By: Robert A. Greising and Charles O. Richert


A recent decision out of Delaware sent ripples of concern spilling out of the Board Room and throughout the C-suite.  On January 26, 2023, in In Re McDonald’s Corporation Stockholder Derivative Litigation, the Delaware Court of Chancery issued an opinion that denied a motion to dismiss by the defendant corporate officer based on the court’s determination that under Delaware law, corporate officers owe a duty of oversight. This ruling extends to corporate officers the duty imposed on directors under the court’s Caremark decision issued in 1996, which held that directors have a duty to ensure a corporation maintains an information and reporting system covering the corporation’s compliance obligations and that failure to maintain such a system under some circumstances may render a director liable for losses caused by non-compliance with applicable legal standards.1 Under the McDonald’s decision, corporate officers face similar personal liability if they fail to exercise proper oversight of the corporation’s compliance obligations in their areas of responsibility. 

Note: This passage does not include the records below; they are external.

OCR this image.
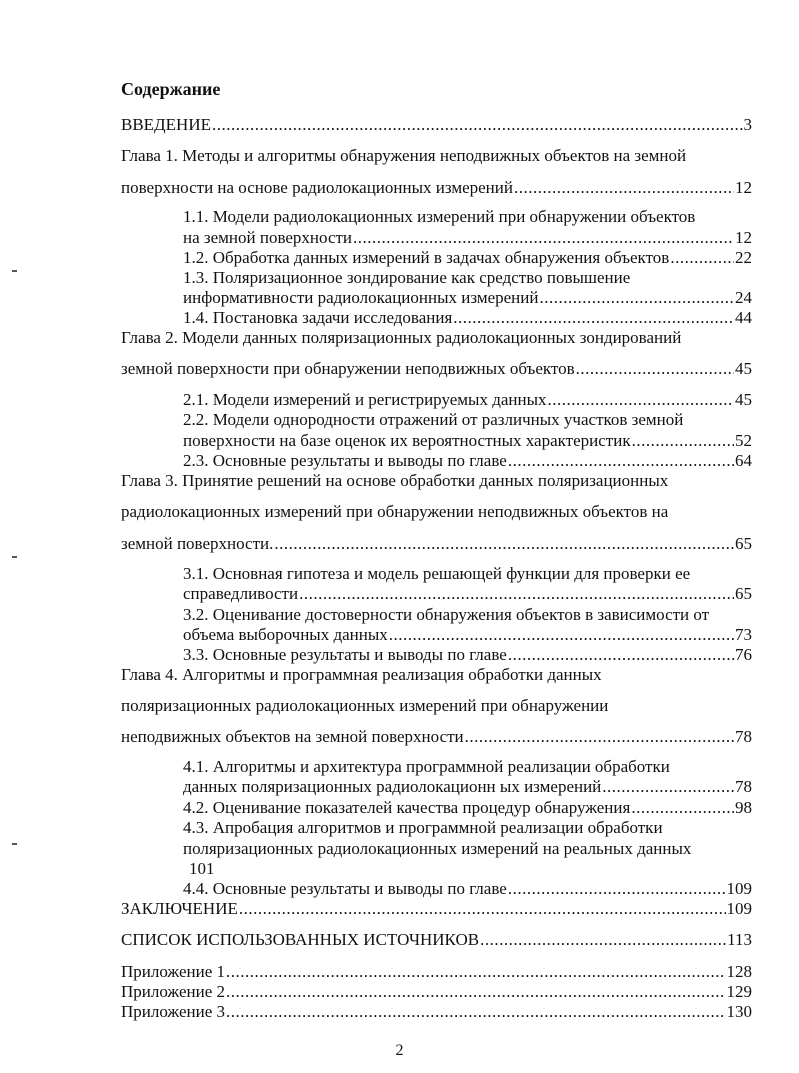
Содержание
ВВЕДЕНИЕ .....	3
Глава 1. Методы и алгоритмы обнаружения неподвижных объектов на земной
поверхности на основе радиолокационных измерений .....	12
1.1. Модели радиолокационных измерений при обнаружении объектов
на земной поверхности .....	12
1.2. Обработка данных измерений в задачах обнаружения объектов .....	22
1.3. Поляризационное зондирование как средство повышение
информативности радиолокационных измерений .....	24
1.4. Постановка задачи исследования .....	44
Глава 2. Модели данных поляризационных радиолокационных зондирований
земной поверхности при обнаружении неподвижных объектов .....	45
2.1. Модели измерений и регистрируемых данных .....	45
2.2. Модели однородности отражений от различных участков земной
поверхности на базе оценок их вероятностных характеристик .....	52
2.3. Основные результаты и выводы по главе .....	64
Глава 3. Принятие решений на основе обработки данных поляризационных
радиолокационных измерений при обнаружении неподвижных объектов на
земной поверхности. .....	65
3.1. Основная гипотеза и модель решающей функции для проверки ее
справедливости .....	65
3.2. Оценивание достоверности обнаружения объектов в зависимости от
объема выборочных данных .....	73
3.3. Основные результаты и выводы по главе .....	76
Глава 4. Алгоритмы и программная реализация обработки данных
поляризационных радиолокационных измерений при обнаружении
неподвижных объектов на земной поверхности .....	78
4.1. Алгоритмы и архитектура программной реализации обработки
данных поляризационных радиолокационн ых измерений .....	78
4.2. Оценивание показателей качества процедур обнаружения .....	98
4.3. Апробация алгоритмов и программной реализации обработки
поляризационных радиолокационных измерений на реальных данных
101
4.4. Основные результаты и выводы по главе .....	109
ЗАКЛЮЧЕНИЕ .....	109
СПИСОК ИСПОЛЬЗОВАННЫХ ИСТОЧНИКОВ .....	113
Приложение 1 .....	128
Приложение 2 .....	129
Приложение 3 .....	130
2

Certain McDonald’s stockholders initiated a derivative lawsuit on behalf of the company alleging that former Executive Vice President and Global Chief People Officer David Fairhurst breached his fiduciary duties by allowing a corporate culture to develop that condoned sexual harassment and misconduct. Plaintiffs asserted that part of those duties included the Caremark duty of oversight, which required Fairhurst to make a good faith effort to establish a system of information gathering capable of generating the data points necessary to oversee and manage the company’s human resources function.2  Beyond his duty to create systems designed to aggregate the information required to execute his duty of oversight, plaintiffs alleged that those duties demanded he address or notify his superiors of any red flags regarding sexual harassment or misconduct within the company. The stockholders did not allege that Fairhurst failed to create a satisfactory information system, but rather that he breached his fiduciary duty when he consciously ignored red flags about sexual harassment and misconduct claims produced by the information system that he failed to report upward. Compounding those failures was Fairhurst’s personal participation in sexual harassment with company employees.

The Decision

The court ruled that corporate officers owe a duty of oversight. The same principles that applied in Caremark to a board of directors apply equally to a corporate officer. Indeed, the mere fact that corporate directors owe a duty of oversight does not preclude that same duty from applying to officers. Although the duty of oversight applies equally to officers, that duty is context-specific, and its application differs from the similar duty imposed on directors. The court distinguished between the duty of CEOs (with company-wide oversight) and officers with particular areas of responsibility. In either context, the officer’s duty to “make a good faith effort to establish an information system” applies within the officer’s particular area of authority.3  Moreover, an “officer’s duty to address and report upward about red flags also generally applies within the officer’s area, although a particularly egregious red flag might require an officer to say something even if it fell outside the officer’s domain.”4  Establishing a breach of the officer’s duty of oversight requires proving disloyal conduct that takes the form of bad faith. 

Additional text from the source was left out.